Illicit Drug Toxicity Deaths in BC

Illicit Drug Toxicity Deaths in BC/BC Coroners Service

Breaking down stigma

Like many illicit street substances, fentanyl made its debut as an analgesic drug used in medical settings and continues to be used in hospital settings to control severe pain, especially among pre- and post-surgery patients. Yet when individuals access fentanyl or heroin or oxycodone from street supplies, they are stigmatized, marginalized, and shamed for their use of drugs.

The harsh stigma against people who use drugs permeates every level of our society. From the way we treat people accessing safe consumption services to the archaic policies at provincial and federal levels, our governance systems have made it glaringly obvious that people who use drugs don’t deserve the same dignity afforded to other citizens.

Consider Chicago in 1982. People began dying from Tylenol laced with potassium cyanide. The country didn’t make Tylenol consumption illegal, those consuming and dying weren’t shamed, they weren’t forced into a system of care to fix their addiction. The government took concrete action by addressing the problem at the source. Johnson & Johnson took significant action by introducing tamper-proof packaging for Tylenol, and the US government extended this packaging regulation to all over-the-counter medications. The government addressed the issue at the source and effectively guaranteed a safer supply of drugs. So why should we not afford the same assurance to people who use illicit substances in our province?

Safe supply isn’t a new concept. Anyone who walks into a liquor store and purchases a bottle of wine has accessed a regulated supply of alcohol. We can purchase safe cannabis at licensed businesses. And we can depend on a supply of over-the-counter medication at the nearest pharmacy.

Listening to the experts

Existing attempts to regulate the illicit drug supply aren’t working. We have been in a public health emergency for six long years, and instead of seeing real and substantive improvements, this crisis has gotten more deadly, dangerous, and unpredictable. It has become clear that this issue is not an overdose crisis. It is a policy crisis.

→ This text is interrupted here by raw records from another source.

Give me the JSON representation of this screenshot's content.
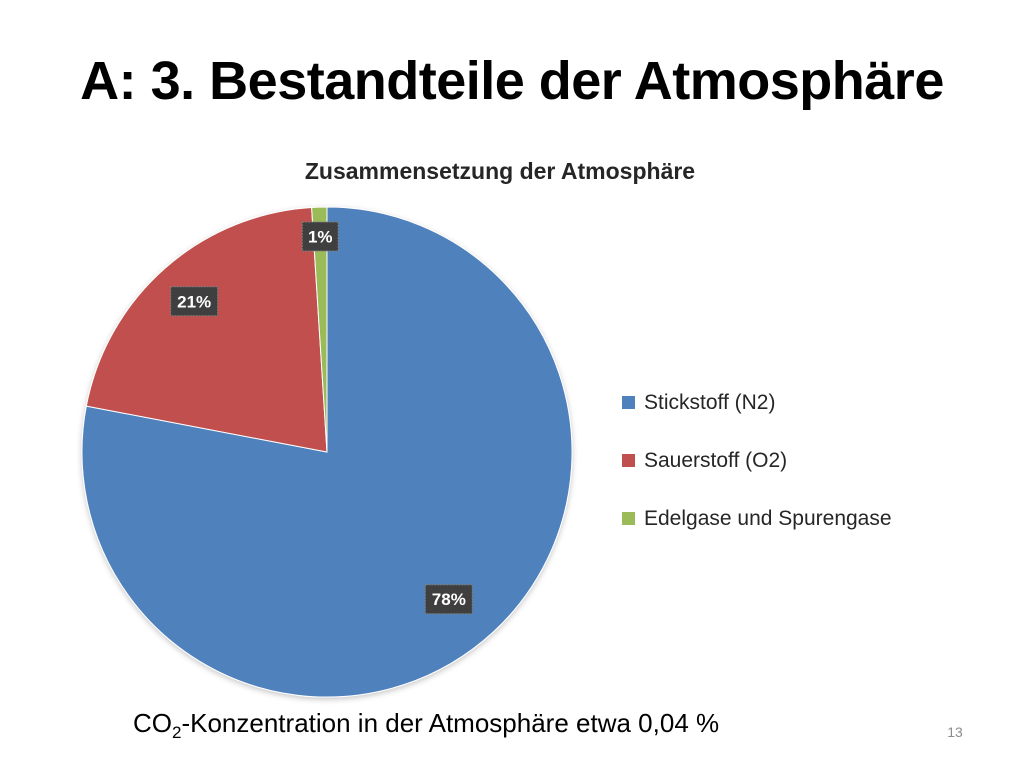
{
  "slide": {
    "title": "A: 3. Bestandteile der Atmosphäre",
    "caption_prefix": "CO",
    "caption_subscript": "2",
    "caption_rest": "-Konzentration in der Atmosphäre etwa 0,04 %",
    "page_number": "13"
  },
  "chart_data": {
    "type": "pie",
    "title": "Zusammensetzung der Atmosphäre",
    "unit": "%",
    "legend_position": "right",
    "slices": [
      {
        "name": "Stickstoff (N2)",
        "value": 78,
        "label": "78%",
        "color": "#4f81bd"
      },
      {
        "name": "Sauerstoff (O2)",
        "value": 21,
        "label": "21%",
        "color": "#c0504d"
      },
      {
        "name": "Edelgase und Spurengase",
        "value": 1,
        "label": "1%",
        "color": "#9bbb59"
      }
    ]
  }
}
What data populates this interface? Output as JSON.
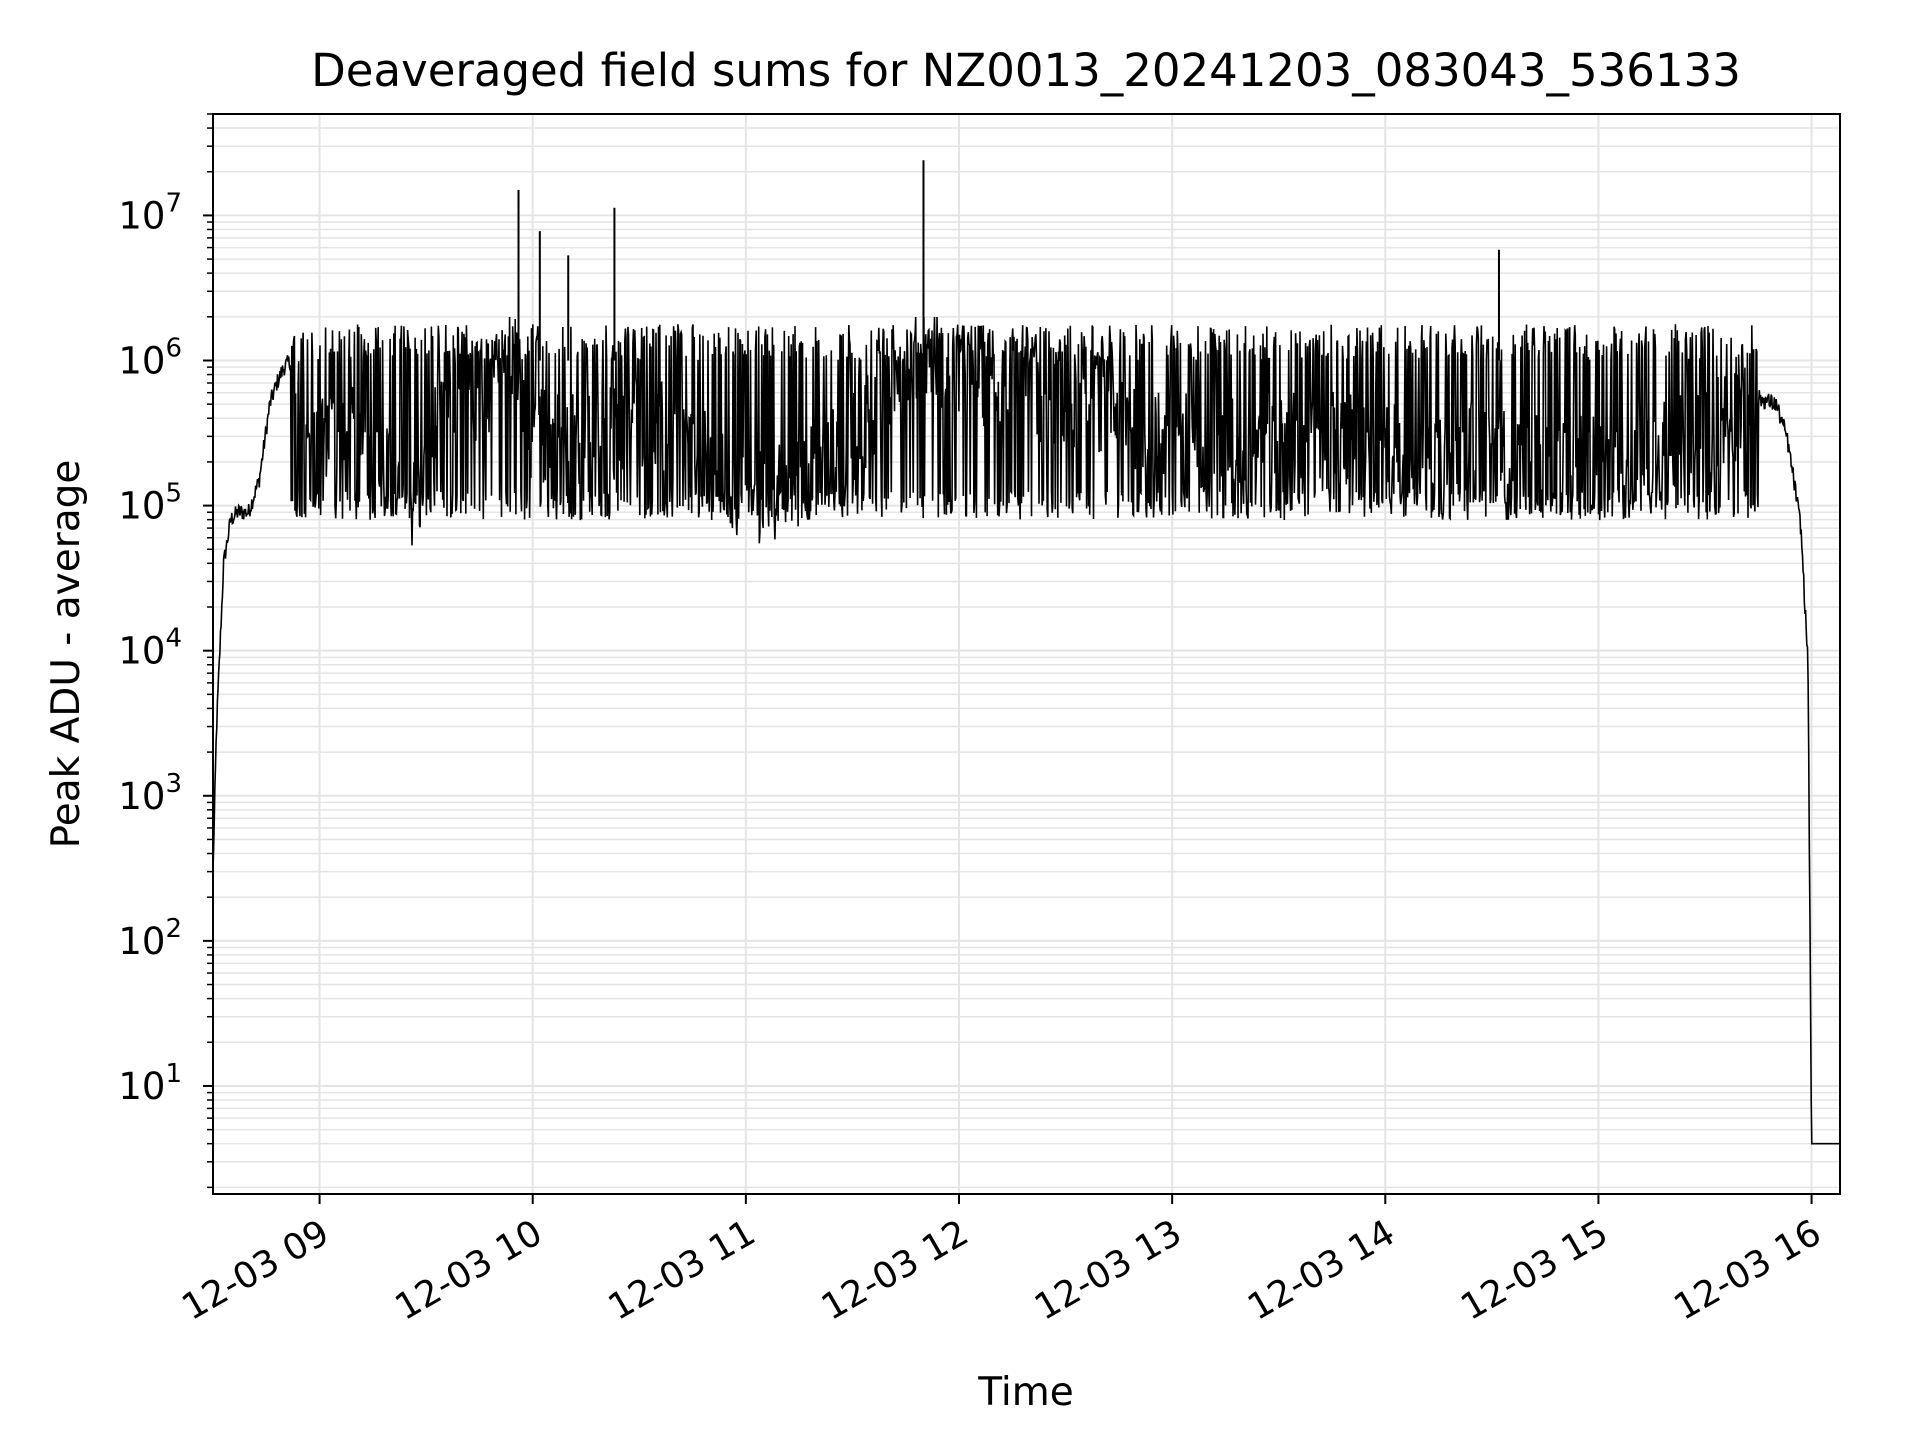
{
  "chart_data": {
    "type": "line",
    "title": "Deaveraged field sums for NZ0013_20241203_083043_536133",
    "xlabel": "Time",
    "ylabel": "Peak ADU - average",
    "x_ticks": [
      "12-03 09",
      "12-03 10",
      "12-03 11",
      "12-03 12",
      "12-03 13",
      "12-03 14",
      "12-03 15",
      "12-03 16"
    ],
    "y_ticks": [
      {
        "base": "10",
        "exp": "1"
      },
      {
        "base": "10",
        "exp": "2"
      },
      {
        "base": "10",
        "exp": "3"
      },
      {
        "base": "10",
        "exp": "4"
      },
      {
        "base": "10",
        "exp": "5"
      },
      {
        "base": "10",
        "exp": "6"
      },
      {
        "base": "10",
        "exp": "7"
      }
    ],
    "yscale": "log",
    "xlim": [
      "2024-12-03 08:30",
      "2024-12-03 16:08"
    ],
    "ylim": [
      1.8,
      50000000
    ],
    "grid": true,
    "line_color": "#000000",
    "series": [
      {
        "x": [
          "2024-12-03 08:30",
          "2024-12-03 08:31",
          "2024-12-03 08:33",
          "2024-12-03 08:35",
          "2024-12-03 08:37",
          "2024-12-03 08:40",
          "2024-12-03 08:43",
          "2024-12-03 08:46",
          "2024-12-03 08:48",
          "2024-12-03 08:50",
          "2024-12-03 08:52",
          "2024-12-03 08:55",
          "2024-12-03 09:00",
          "2024-12-03 09:10",
          "2024-12-03 09:20",
          "2024-12-03 09:27",
          "2024-12-03 09:35",
          "2024-12-03 09:45",
          "2024-12-03 09:55",
          "2024-12-03 10:00",
          "2024-12-03 10:10",
          "2024-12-03 10:20",
          "2024-12-03 10:30",
          "2024-12-03 10:45",
          "2024-12-03 11:00",
          "2024-12-03 11:15",
          "2024-12-03 11:30",
          "2024-12-03 11:45",
          "2024-12-03 11:50",
          "2024-12-03 12:00",
          "2024-12-03 12:20",
          "2024-12-03 12:40",
          "2024-12-03 13:00",
          "2024-12-03 13:20",
          "2024-12-03 13:40",
          "2024-12-03 14:00",
          "2024-12-03 14:20",
          "2024-12-03 14:40",
          "2024-12-03 15:00",
          "2024-12-03 15:20",
          "2024-12-03 15:35",
          "2024-12-03 15:45",
          "2024-12-03 15:50",
          "2024-12-03 15:53",
          "2024-12-03 15:55",
          "2024-12-03 15:57",
          "2024-12-03 15:59",
          "2024-12-03 16:00",
          "2024-12-03 16:08"
        ],
        "y": [
          300,
          3000,
          40000,
          80000,
          90000,
          90000,
          150000,
          500000,
          700000,
          900000,
          1000000,
          500000,
          350000,
          300000,
          150000,
          100000,
          600000,
          600000,
          1000000,
          300000,
          300000,
          300000,
          400000,
          250000,
          100000,
          150000,
          300000,
          1000000,
          1200000,
          900000,
          600000,
          500000,
          300000,
          250000,
          300000,
          250000,
          250000,
          200000,
          200000,
          250000,
          400000,
          550000,
          500000,
          300000,
          150000,
          70000,
          8000,
          4,
          4
        ]
      },
      {
        "name": "",
        "spikes_x": [
          "2024-12-03 09:56",
          "2024-12-03 10:02",
          "2024-12-03 10:10",
          "2024-12-03 10:23",
          "2024-12-03 11:50",
          "2024-12-03 14:32"
        ],
        "spikes_y": [
          15000000,
          7800000,
          5300000,
          11300000,
          24000000,
          5800000
        ]
      }
    ]
  }
}
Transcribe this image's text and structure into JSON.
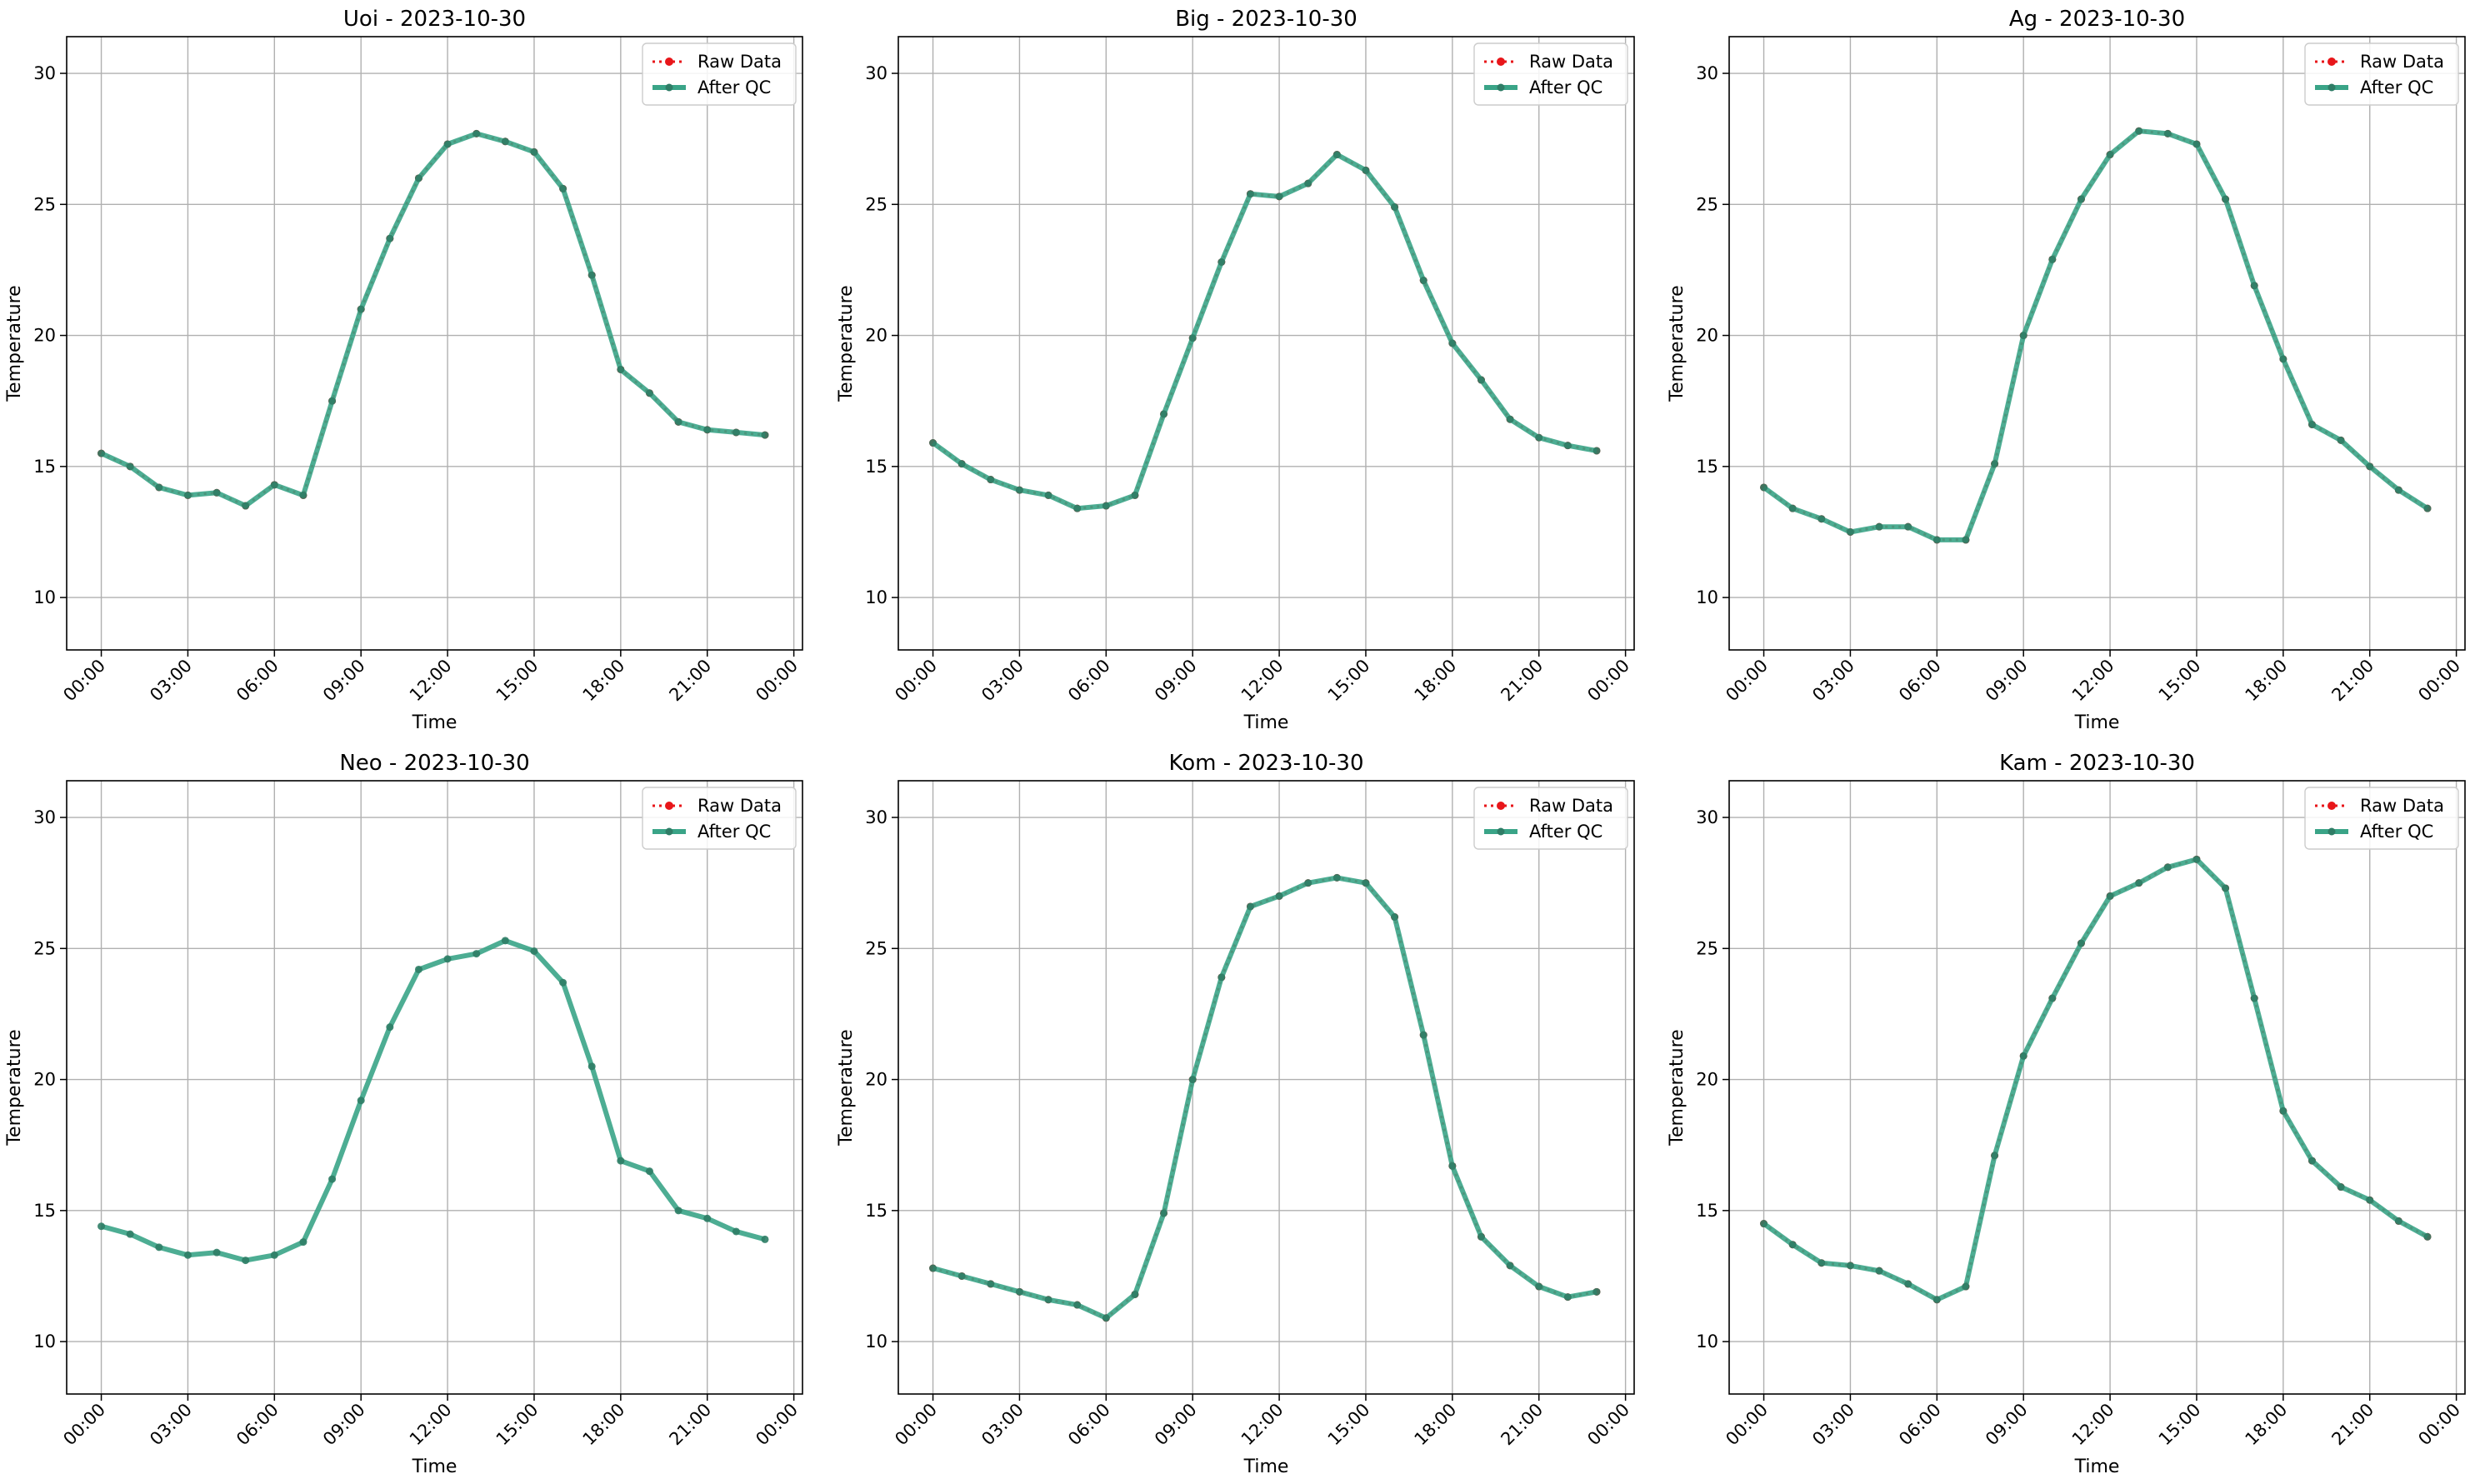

If we want to see an effective response to the toxic drug crisis, we need to listen to the experts. Those working on the frontlines, and those with lived and living experience, have repeated time and time again: the only way to decrease the unacceptable number of deaths is by providing a safer alternative to the illicit toxic drug market.

The shocking level of toxicity in drugs is a result of two things: the harsh criminalization of drugs and the people who use them, and the gross inaction of the government in providing a safer alternative.

Why we need a safer supply

On Wednesday, March 9, the BC Coroners Service Death Review Panel released their report on illicit drug toxicity deaths in our province. Their very first recommendation is to “ensure a safer drug supply for those at risk of dying from the toxic illicit drug supply.”

Growing concentrations of fentanyl, benzodiazepines, and fentanyl analogues in the illicit drug supply have made it clear: everyone accessing street substances is at risk of dying.

The “safer supply” model that currently exists in our province is very limited, both in who can access it and the types of supply that are available. The current “safer supply” is comprised of withdrawal medications; these drugs are minimal in terms of the euphoric and therapeutic effects that are desired and needed by many people who use drugs. And to access it, people have to be diagnosed with substance use disorder, find a doctor to prescribe it, and they can’t access any form of street drug or they risk losing it.

People who use drugs – whether occasionally or regularly – deserve access to a drug supply that they can rely on, that is regulated, and that won’t send them to the morgue.

Throughout the country, and the rest of North America, hundreds of thousands of people are dying from the poisoned drug market. Unfortunately, BC is leading the way and can claim responsibility for having the highest per capita rate of fatalities. This is a crisis that affects not only our province but the rest of the globe.

When is our BC NDP government going to stand up and take real, effective, concrete action against the toxic drug supply?